Inappropriate breathing can lead to a loss of oxygen when it is needed most. This can happen during times of heightened emotions like being angry, happy, stressed or feeling pressure. And, since there are many heightened emotions in a tennis match, breathing can get out of control during a tennis match. Breathing patterns can even vary from point to point.

In order to maintain good breathing during a tennis match, breath control needs to be practiced as its not natural (unfortunately like most things in tennis).

Breathing Before A Match

There are lots of things done before a match that helps determine whether a player wins or loses. Obvious things like what a player eats and how hydrated a player is or how much effort a player puts into physical training help determine whether a player has an advantage before the match starts. Most players pay no attention to their breathing before a match, but breathing correctly can help give an advantage before the match even starts. Before a match or when nervous, (Being nervous before a match SHOULD happen. If a player doesn’t get nervous before a match they most likely don’t care enough about the match) a player should pay extra attention to make sure their breathing is continuous, deliberate, slow and smooth. Focusing on breathing can keep the player relaxed and keep them from thinking too much about being nervous. Too high of a respiratory rate before a match will increase the heart rate and can lead to a substantial loss of fluid.

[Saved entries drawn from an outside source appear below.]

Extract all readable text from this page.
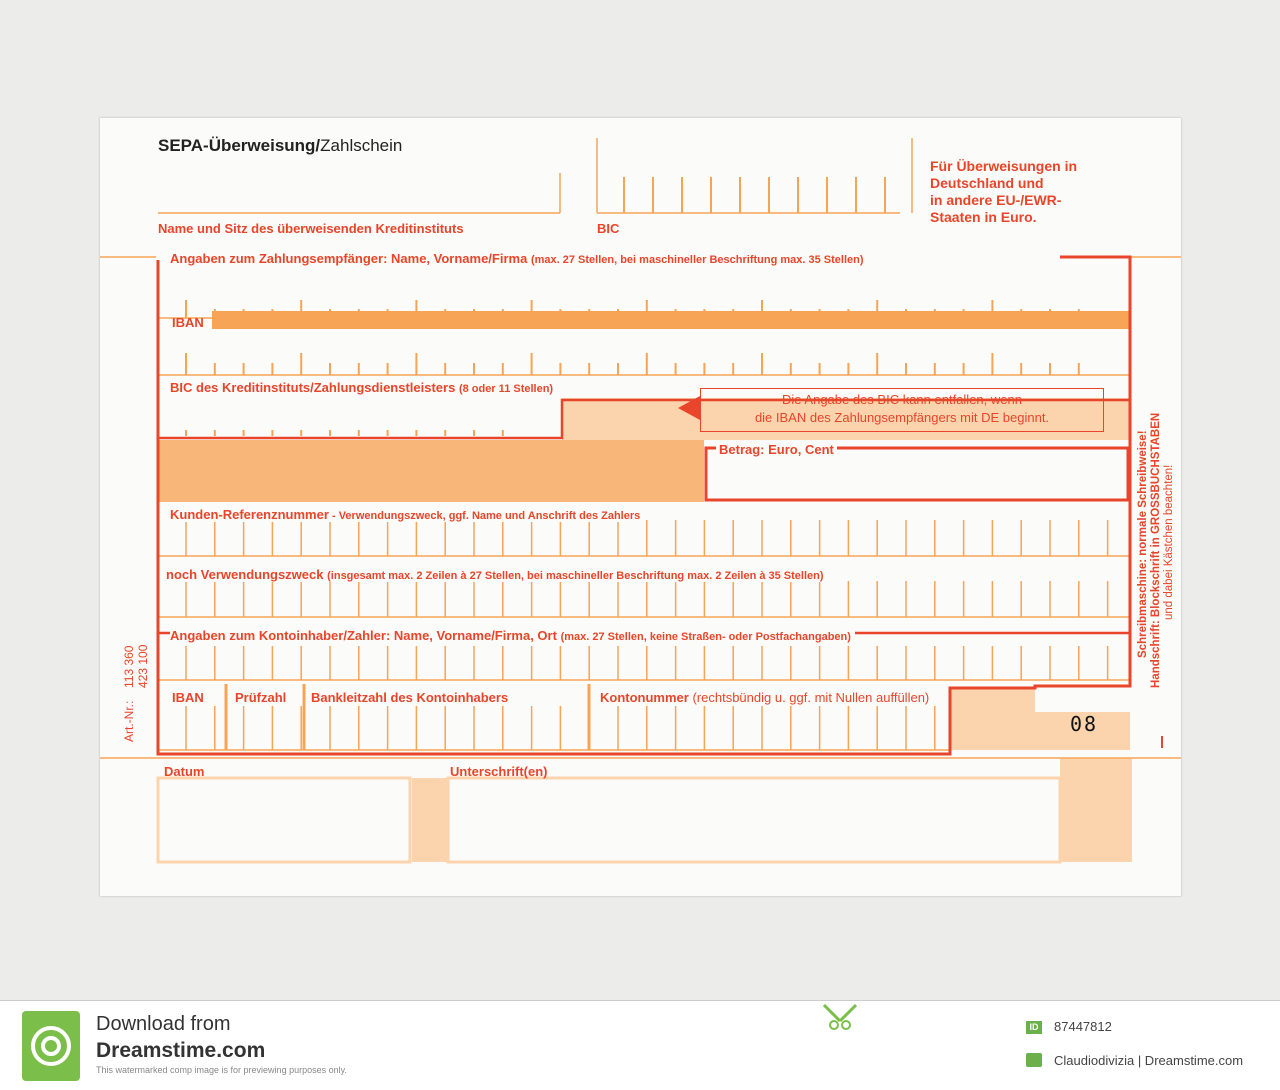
SEPA-Überweisung/Zahlschein
Name und Sitz des überweisenden Kreditinstituts	BIC
Für Überweisungen in
Deutschland und
in andere EU-/EWR-
Staaten in Euro.
Angaben zum Zahlungsempfänger: Name, Vorname/Firma (max. 27 Stellen, bei maschineller Beschriftung max. 35 Stellen)
IBAN
BIC des Kreditinstituts/Zahlungsdienstleisters (8 oder 11 Stellen)
Die Angabe des BIC kann entfallen, wenn
die IBAN des Zahlungsempfängers mit DE beginnt.
Betrag: Euro, Cent
Kunden-Referenznummer - Verwendungszweck, ggf. Name und Anschrift des Zahlers
noch Verwendungszweck (insgesamt max. 2 Zeilen à 27 Stellen, bei maschineller Beschriftung max. 2 Zeilen à 35 Stellen)
Angaben zum Kontoinhaber/Zahler: Name, Vorname/Firma, Ort (max. 27 Stellen, keine Straßen- oder Postfachangaben)
IBAN Prüfzahl Bankleitzahl des Kontoinhabers	Kontonummer (rechtsbündig u. ggf. mit Nullen auffüllen)
08
Datum	Unterschrift(en)
Art.-Nr.:
113 360 423 100
Schreibmaschine: normale Schreibweise! Handschrift: Blockschrift in GROSSBUCHSTABEN und dabei Kästchen beachten!
Download from
Dreamstime.com
This watermarked comp image is for previewing purposes only.
ID 87447812
Claudiodivizia | Dreamstime.com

Breathing While Hitting The Ball

Timing when to breath when hitting the ball is very important to a good, consistent swing. Breath in from the nose as the ball is coming, this should happen when doing the unit turn. Hover over the below image to see when to breath in,

Exhale from the mouth as the racquet comes forward. This helps keep the body relaxed and can add a substantial amount of power to the shot. Hover over the below image to see when to breath out,

Practice this breathing pattern regularly and it will become more natural in a match.

Maintaining a continuous breathing pattern regardless of the situation can be difficult as often times the body will just increase the breathing rate without us even knowing about it. Since we normally don’t have to think about breathing, we wont notice these changes. There is often a tendency to tighten up and hold your breath under pressure. Resist this urge through practice and regular attention to your respiration quality.

Inhaling should be slow, smooth, rhythmic and from deep in the lower region of your stomach. This allows greater amounts of oxygen to be taken in and prevents the kind of short, rapid breathing that can occur in panic situations.

Exhaling should be slow, forceful and deliberate.

Breathing During Changeovers

Changeovers are a good time to moderate your breathing pattern by taking slow deep breaths (4-6 seconds) followed by even slower exhalations (6-8 seconds).


Breathing Before A Point Starts

Prior to serving or receiving is another good time to focus on breathing. The key is to get control of your oxygen intake before the point and maintain control throughout the point.
Once again try to slowly inhale and then slowly exhale. This will help slow down your heart rate and can help cool down the body too.

With enough practice breathing correctly during and before a tennis match will happen without a lot of thought. But, there will still be times no matter how much it is practiced, that thought will need to be put into it. Especially during high pressure situations. Knowing that breathing can get out of control and paying attention to it during the times it can get out of control can make a match much easier.